Vata is considered the subtlest of the three doshas, and hence balancing Vata can be achieved with very simple lifestyle practices. Self-care and following certain practices can help balance the Vata stage of life.
The ancient self-massage, Abhyanga, helps a lot in old age. Warm oil massage to the skin and scalp reduces the dry, rough and cold nature of Vata. It helps to keep the bodily tissues lubricated. To achieve rejuvenation and pacification, for Vata treatment, oils like sesame oil is used.
Pranayama and Meditation
In balancing Vata, calming the mind and nervous systems are important. Meditation and Pranayama are considered Vata-pacifying and highly recommended for old age.
Vata is said to be the most delicate among the three doshas, and in old age, you should listen to your body closely. It is advised to take gentle activities like walking, yoga, and Vata-pacifying exercises.
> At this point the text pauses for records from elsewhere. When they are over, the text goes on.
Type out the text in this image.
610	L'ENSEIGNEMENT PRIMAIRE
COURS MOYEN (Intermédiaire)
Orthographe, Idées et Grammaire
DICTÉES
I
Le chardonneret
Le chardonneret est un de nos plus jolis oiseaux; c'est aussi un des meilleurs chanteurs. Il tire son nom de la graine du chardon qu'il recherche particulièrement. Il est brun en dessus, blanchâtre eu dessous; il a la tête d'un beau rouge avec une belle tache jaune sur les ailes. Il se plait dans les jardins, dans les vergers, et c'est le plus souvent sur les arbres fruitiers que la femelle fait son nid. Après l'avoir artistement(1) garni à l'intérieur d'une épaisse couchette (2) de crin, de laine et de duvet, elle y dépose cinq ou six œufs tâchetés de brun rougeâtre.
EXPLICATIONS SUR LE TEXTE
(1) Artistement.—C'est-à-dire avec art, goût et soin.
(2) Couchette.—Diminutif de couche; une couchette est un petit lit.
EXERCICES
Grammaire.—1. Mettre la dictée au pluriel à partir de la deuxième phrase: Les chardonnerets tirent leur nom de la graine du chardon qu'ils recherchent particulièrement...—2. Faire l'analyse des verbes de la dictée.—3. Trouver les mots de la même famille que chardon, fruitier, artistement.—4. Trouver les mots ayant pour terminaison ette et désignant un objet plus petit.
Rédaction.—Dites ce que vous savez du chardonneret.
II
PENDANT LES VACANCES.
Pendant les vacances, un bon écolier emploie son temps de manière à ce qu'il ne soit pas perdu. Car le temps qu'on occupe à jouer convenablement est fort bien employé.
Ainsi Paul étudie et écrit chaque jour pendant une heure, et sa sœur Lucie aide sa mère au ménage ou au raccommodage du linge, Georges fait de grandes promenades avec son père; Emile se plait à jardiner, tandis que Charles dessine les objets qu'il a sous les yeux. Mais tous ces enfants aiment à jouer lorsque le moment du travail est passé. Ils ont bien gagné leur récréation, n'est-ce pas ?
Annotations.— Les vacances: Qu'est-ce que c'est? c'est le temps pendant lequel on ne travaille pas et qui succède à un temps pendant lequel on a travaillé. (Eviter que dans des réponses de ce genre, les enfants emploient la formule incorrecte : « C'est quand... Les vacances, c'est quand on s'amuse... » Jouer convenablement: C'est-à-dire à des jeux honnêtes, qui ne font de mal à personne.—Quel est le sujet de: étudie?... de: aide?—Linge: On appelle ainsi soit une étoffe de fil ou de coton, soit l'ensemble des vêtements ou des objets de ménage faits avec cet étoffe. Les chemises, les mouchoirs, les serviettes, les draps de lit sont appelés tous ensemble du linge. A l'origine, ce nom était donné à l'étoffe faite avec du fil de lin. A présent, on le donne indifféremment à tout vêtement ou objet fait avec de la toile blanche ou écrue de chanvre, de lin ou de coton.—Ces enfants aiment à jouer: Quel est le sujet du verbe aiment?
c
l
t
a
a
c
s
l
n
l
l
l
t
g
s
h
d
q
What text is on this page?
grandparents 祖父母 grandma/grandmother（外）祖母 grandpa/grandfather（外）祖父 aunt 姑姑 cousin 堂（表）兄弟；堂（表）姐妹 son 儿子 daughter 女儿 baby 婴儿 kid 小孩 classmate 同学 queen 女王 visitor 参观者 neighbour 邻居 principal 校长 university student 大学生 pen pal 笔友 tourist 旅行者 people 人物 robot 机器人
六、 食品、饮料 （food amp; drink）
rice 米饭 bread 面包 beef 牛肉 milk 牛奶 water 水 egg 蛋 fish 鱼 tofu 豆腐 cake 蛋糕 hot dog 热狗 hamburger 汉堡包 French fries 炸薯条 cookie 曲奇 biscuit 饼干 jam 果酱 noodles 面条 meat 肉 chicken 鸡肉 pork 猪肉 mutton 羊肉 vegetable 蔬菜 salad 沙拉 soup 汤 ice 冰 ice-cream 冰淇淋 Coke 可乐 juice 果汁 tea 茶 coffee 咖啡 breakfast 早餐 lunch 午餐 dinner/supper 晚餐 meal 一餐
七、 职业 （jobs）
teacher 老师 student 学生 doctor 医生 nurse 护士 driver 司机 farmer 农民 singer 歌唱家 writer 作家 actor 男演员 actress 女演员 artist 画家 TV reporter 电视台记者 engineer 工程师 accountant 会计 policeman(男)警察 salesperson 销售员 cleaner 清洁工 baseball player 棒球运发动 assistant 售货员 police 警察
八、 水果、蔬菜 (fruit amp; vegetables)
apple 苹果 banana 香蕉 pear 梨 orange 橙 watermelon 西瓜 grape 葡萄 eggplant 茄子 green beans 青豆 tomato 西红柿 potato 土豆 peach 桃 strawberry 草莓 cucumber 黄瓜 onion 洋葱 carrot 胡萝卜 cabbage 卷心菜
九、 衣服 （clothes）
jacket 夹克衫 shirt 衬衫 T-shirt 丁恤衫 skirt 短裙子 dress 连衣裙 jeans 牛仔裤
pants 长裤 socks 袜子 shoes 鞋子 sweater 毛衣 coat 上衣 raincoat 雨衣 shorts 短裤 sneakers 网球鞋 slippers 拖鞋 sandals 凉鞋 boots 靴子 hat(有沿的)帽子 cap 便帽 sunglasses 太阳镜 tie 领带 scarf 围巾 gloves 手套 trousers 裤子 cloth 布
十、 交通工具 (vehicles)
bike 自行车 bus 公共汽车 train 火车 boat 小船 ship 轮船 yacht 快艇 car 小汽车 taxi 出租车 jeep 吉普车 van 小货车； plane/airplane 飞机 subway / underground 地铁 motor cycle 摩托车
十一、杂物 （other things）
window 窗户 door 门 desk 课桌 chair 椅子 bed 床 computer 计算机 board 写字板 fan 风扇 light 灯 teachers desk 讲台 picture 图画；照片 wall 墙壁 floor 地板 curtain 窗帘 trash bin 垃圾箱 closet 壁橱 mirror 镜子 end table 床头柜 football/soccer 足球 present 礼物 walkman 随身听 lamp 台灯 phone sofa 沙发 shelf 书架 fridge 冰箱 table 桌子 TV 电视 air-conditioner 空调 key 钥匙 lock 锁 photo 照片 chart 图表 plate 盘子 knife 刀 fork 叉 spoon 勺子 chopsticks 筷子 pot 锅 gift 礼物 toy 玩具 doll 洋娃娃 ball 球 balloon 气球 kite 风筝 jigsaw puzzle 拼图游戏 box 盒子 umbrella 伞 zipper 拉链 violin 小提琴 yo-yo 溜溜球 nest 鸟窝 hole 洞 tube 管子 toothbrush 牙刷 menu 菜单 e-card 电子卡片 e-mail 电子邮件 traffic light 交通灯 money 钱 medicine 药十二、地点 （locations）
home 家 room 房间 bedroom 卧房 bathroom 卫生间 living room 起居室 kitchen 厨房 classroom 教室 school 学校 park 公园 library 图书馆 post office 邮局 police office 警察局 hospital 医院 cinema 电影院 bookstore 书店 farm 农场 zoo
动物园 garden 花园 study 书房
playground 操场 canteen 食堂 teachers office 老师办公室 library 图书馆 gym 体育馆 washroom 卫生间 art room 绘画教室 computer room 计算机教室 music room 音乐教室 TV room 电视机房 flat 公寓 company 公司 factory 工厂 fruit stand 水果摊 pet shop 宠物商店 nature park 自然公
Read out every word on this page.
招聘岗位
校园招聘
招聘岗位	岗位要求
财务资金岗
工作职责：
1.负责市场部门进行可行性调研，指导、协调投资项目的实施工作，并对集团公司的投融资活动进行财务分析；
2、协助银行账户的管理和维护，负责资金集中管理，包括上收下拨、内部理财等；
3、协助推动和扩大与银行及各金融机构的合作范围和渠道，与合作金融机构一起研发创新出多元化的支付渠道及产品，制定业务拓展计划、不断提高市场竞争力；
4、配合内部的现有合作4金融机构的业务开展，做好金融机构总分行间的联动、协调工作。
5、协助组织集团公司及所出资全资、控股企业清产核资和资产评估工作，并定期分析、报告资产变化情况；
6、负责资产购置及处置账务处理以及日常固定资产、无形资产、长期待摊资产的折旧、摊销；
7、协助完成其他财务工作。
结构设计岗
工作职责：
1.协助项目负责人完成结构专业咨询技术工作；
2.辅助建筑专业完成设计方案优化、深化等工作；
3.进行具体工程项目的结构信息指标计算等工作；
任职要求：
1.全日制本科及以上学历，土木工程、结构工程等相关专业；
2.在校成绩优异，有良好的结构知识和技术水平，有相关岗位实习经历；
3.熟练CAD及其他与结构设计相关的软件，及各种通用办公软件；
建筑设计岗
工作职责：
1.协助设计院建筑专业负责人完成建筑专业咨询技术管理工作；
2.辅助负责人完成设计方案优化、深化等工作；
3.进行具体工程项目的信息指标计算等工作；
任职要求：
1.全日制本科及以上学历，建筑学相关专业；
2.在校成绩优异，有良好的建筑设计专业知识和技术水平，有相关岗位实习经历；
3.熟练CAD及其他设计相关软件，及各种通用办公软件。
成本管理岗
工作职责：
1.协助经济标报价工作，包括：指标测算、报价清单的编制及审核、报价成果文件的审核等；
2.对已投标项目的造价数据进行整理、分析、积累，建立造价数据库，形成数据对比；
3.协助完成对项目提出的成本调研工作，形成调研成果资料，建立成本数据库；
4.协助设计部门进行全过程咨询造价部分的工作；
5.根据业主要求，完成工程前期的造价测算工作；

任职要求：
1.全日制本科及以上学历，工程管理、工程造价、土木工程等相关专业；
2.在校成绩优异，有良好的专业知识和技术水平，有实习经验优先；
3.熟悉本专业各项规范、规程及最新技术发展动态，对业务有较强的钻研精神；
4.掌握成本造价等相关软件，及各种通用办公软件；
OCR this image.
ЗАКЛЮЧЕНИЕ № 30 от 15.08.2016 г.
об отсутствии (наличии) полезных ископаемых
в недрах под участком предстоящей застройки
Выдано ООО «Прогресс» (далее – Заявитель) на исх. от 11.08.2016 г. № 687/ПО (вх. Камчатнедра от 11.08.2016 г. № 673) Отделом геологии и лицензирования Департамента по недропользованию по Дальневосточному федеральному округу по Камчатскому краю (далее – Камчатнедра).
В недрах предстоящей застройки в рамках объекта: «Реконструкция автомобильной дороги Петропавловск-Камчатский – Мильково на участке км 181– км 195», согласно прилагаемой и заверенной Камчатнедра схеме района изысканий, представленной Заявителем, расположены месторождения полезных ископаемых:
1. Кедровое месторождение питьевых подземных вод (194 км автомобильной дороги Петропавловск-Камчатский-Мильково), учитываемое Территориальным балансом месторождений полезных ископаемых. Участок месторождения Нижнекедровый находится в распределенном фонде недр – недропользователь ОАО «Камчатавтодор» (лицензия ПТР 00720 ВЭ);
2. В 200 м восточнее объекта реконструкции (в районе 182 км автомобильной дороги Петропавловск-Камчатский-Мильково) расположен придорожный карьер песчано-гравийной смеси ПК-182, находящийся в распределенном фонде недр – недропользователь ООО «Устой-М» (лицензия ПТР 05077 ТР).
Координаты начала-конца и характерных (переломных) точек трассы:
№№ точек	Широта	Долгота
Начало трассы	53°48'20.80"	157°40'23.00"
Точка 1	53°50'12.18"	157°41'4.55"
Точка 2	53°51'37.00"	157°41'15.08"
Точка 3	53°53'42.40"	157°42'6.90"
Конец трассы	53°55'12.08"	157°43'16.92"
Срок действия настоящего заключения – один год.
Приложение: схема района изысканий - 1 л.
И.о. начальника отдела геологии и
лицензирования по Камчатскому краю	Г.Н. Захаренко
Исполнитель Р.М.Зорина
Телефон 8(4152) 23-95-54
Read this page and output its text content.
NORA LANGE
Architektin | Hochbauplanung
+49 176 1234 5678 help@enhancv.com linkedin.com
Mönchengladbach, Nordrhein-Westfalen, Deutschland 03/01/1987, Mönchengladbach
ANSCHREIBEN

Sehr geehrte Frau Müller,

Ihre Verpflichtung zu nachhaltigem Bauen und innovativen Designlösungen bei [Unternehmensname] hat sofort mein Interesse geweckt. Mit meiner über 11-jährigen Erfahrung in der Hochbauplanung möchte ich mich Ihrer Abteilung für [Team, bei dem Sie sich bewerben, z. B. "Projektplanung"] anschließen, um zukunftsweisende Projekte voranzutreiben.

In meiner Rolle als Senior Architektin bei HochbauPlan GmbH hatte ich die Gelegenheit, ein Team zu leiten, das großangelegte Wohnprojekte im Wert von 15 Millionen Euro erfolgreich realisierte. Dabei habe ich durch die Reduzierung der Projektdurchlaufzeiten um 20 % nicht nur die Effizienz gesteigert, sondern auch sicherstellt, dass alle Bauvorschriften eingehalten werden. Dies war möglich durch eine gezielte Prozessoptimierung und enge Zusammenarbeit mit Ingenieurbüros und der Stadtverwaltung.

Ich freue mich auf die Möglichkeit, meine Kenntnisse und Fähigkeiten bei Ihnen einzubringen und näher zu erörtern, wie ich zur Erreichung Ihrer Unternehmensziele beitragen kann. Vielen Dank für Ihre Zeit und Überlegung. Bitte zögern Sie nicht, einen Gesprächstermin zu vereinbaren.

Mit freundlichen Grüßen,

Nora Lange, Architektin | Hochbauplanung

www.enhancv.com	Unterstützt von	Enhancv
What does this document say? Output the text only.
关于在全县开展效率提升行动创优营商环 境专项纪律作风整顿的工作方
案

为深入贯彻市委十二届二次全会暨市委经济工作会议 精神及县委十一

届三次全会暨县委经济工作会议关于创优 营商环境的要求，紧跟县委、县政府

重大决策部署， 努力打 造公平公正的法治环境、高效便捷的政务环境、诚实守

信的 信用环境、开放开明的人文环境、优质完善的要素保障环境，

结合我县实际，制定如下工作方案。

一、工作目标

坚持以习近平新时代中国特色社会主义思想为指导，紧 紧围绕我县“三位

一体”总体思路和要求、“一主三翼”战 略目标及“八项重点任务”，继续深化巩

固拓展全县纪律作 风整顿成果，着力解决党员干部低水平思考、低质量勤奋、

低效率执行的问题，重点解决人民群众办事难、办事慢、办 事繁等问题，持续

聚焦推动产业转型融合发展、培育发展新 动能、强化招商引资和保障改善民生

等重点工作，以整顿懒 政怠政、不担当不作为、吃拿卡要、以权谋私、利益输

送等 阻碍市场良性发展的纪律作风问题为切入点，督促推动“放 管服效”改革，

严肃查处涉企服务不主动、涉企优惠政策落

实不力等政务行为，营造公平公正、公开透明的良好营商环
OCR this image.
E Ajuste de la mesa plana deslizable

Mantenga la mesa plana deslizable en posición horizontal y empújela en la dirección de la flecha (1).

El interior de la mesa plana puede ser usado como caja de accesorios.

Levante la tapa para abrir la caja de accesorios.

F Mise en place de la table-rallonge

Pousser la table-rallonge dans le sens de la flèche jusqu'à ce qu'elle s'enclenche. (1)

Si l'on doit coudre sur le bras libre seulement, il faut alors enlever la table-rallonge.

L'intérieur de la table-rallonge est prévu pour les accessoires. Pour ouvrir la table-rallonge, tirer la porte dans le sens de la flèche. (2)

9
The Agni becomes weak and erratic when the Vata aggravates. Since the digestive fire is compromised, one should simplify the diet and include Vata-pacifying food. In old age, choose whole foods that are cooked, soft, and rich with easily digestible nutrients and spices. Consume them warm or hot for better results.
The elderly should avoid cold or frozen foods or drinks, large quantities of raw fruits or vegetables, dry foods like popcorn, crackers, and stimulants like alcohol, caffeine, or refined sugars. The Vata-pacifying seasonings include black pepper, cinnamon, cumin, ginger, fennel, and pippali.